Przez chwilę zastanawiałam się nad odpowiedzią. Przecież nie mogłam powiedzieć jej, że nie byłam gotowa spojrzeć Oliverowi w oczy, po tym jak pomógł mi po imprezie. To było krępujące. Wiedziałam, że nie mi pierwszej to się zdarzyło, ale jednak nie powinno to się nam przytrafić.

- Bo... Wolę jechać z wami — powiedziałam nieprzekonująco, akurat wtedy, gdy przechodził obok mnie John ze swoim przyjacielem. Ten drugi spojrzał się w naszym kierunku, ale szybko wrócił wzrokiem na swój telefon. - Bezpieczniejsza jazda taty bardziej mi odpowiada — wytłumaczyłam, co zresztą nie mijało się z prawdą. Nie znosiłam brawury podczas jazdy.

Sama zaczęłam upychać rzeczy w samochodzie tak, by się wszystko zmieściło, gdy podszedł do mnie jeden z młodszych braci Olivera.

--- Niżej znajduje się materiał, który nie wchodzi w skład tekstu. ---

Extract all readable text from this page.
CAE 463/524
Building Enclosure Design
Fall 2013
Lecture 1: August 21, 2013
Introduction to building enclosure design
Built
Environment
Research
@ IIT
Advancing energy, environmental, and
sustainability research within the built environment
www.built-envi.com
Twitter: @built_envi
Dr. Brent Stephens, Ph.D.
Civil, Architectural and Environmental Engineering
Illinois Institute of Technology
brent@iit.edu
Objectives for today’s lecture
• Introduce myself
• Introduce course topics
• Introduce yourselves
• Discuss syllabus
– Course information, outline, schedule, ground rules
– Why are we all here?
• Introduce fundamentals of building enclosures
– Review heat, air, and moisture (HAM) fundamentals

Przyznam szczerze, że oboje swoją energią i ogólnie charakterem przypominali swojego starszego brata. Były to dwa małe słodziaki, których nie dało się nie lubić, mimo że do aniołków nie należeli.

Wypisz wymaluj — Oliver.

- Jedziesz teraz tym samochodem? - zapytał, pokazując palcem na auto moich rodziców.

- Tak, a czemu pytasz?

- To znaczy, że teraz ja mogę jechać z Olim? - zapytał z uśmiechem od ucha do ucha.

Dużo mu do szczęścia nie było potrzebne.

- A tego to nie wiem, musisz zapytać mamy.

Wątpiłam, by się zgodziła, ale może byłam w błędzie.